Dans ce contexte, comment le Québec est-il parvenu à éviter les violences nationalistes qui ont déchiré la Yougoslavie ? Evangelista identifie trois raisons. La première est qu’il y a une plus grande égalité entre les sexes au Québec et moins de barrières à l’emploi tant pour les hommes que pour les femmes. La seconde explication se trouve dans le fait que le potentiel de violence nationaliste contre les femmes demeure bas, bien que le problème de la violence contre les femmes demeure toujours préoccupant, comme le massacre de la Polytechnique en décembre 1989 nous le rappelle. La dernière explication se trouve dans la montée du multiculturalisme au Québec. Cette idée témoigne du fait que les identités sont polymorphes et plastiques : elles peuvent être non violentes, plurielles et non exclusives.

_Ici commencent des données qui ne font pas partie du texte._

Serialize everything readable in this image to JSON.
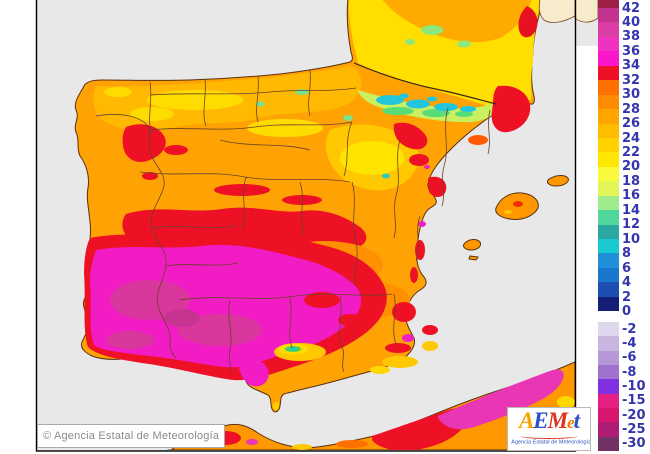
{
  "legend": {
    "label_color": "#3434AE",
    "upper_labels": [
      "42",
      "40",
      "38",
      "36",
      "34",
      "32",
      "30",
      "28",
      "26",
      "24",
      "22",
      "20",
      "18",
      "16",
      "14",
      "12",
      "10",
      "8",
      "6",
      "4",
      "2",
      "0"
    ],
    "upper_cells": [
      "#9E2048",
      "#C23390",
      "#DA3EA5",
      "#EF32C1",
      "#FB15CB",
      "#EE1126",
      "#FF7000",
      "#FF8C00",
      "#FFA400",
      "#FFBC00",
      "#FFD200",
      "#FFE800",
      "#FAFA3C",
      "#E2F65A",
      "#A0EC8C",
      "#50D69A",
      "#28A8A0",
      "#1ACAD0",
      "#2090D8",
      "#1A78CC",
      "#1C4FB0",
      "#141E74"
    ],
    "lower_labels": [
      "-2",
      "-4",
      "-6",
      "-8",
      "-10",
      "-15",
      "-20",
      "-25",
      "-30"
    ],
    "lower_cells": [
      "#DFD7EB",
      "#C9B6E0",
      "#B598D8",
      "#9F72D0",
      "#8030E0",
      "#E62082",
      "#D81870",
      "#AE1C74",
      "#713366"
    ]
  },
  "attribution": {
    "copyright": "© Agencia Estatal de Meteorología"
  },
  "logo": {
    "word": [
      {
        "ch": "A",
        "color": "#F7A600",
        "small": false
      },
      {
        "ch": "E",
        "color": "#2B50C8",
        "small": false
      },
      {
        "ch": "M",
        "color": "#E0301E",
        "small": false
      },
      {
        "ch": "e",
        "color": "#F07D00",
        "small": true
      },
      {
        "ch": "t",
        "color": "#2B50C8",
        "small": false
      }
    ],
    "subtitle": "Agencia Estatal de Meteorología"
  },
  "map_colors": {
    "sea": "#E8E8E8",
    "land_base": "#FFA304",
    "hot_region": "#F11CC4",
    "warm_red": "#EE1126",
    "cool_pyrenees": "#22C6DC",
    "no_data_land": "#F6ECCB"
  }
}
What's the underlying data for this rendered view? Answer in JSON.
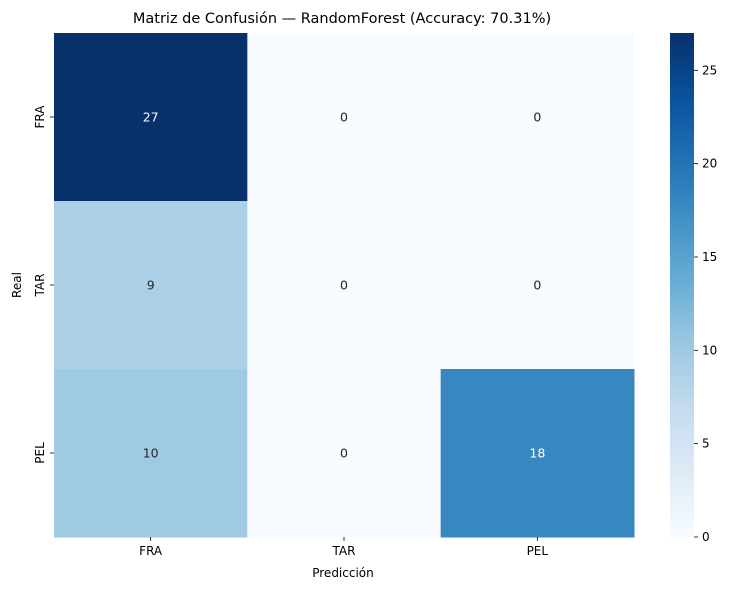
{
  "chart_data": {
    "type": "heatmap",
    "title": "Matriz de Confusión — RandomForest (Accuracy: 70.31%)",
    "xlabel": "Predicción",
    "ylabel": "Real",
    "x_categories": [
      "FRA",
      "TAR",
      "PEL"
    ],
    "y_categories": [
      "FRA",
      "TAR",
      "PEL"
    ],
    "values": [
      [
        27,
        0,
        0
      ],
      [
        9,
        0,
        0
      ],
      [
        10,
        0,
        18
      ]
    ],
    "colorbar": {
      "vmin": 0,
      "vmax": 27,
      "ticks": [
        0,
        5,
        10,
        15,
        20,
        25
      ],
      "colormap": "Blues"
    },
    "grid": false
  }
}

Toutefois, les débats sur les libertés religieuses et le droit des femmes qui animent le discours politique québécois actuel (et passé) illustrent de façon éloquente que la femme, en tant que site du pouvoir masculin, demeure au coeur des préoccupations tant multiculturalistes que nationalistes. De ce point de vue, le féminisme de Woolf, affranchi de ses repères masculins, semble retrouver toute sa pertinence et sa fraîcheur (voire sa nécessité) dans ce contexte québécois marqué par la résurgence d’une pensée conservatrice critiquant l’héritage de la Révolution tranquille, l’idéologie des droits de la personne ainsi que les repères classiques de la modernité québécoise[9].

L’ouvrage de Matthew Evangelista, sans être révolutionnaire, fait la démonstration, au travers de présentations schématiques nuancées, des qualités heuristiques et pédagogiques du 7e art. Celui-ci peut nous aider à mettre en lumière les ambiguïtés et paradoxes de notre propre condition politique, chose que les sciences humaines classiques peinent à rendre compte dans toute leur complexité. Le livre de Matthew Evangelista nous rappelle aussi que les rapports entre violence, genre et projets nationalistes, quels qu’ils soient, demeurent équivoques et éminemment ambigus, et ce, tant pour les hommes que pour les femmes. Toute généralisation sur le sujet se révèle donc vaine, en dépit des similarités qui pourraient exister. De ce point de vue, cet ouvrage constitue un effort réflexif extrêmement utile.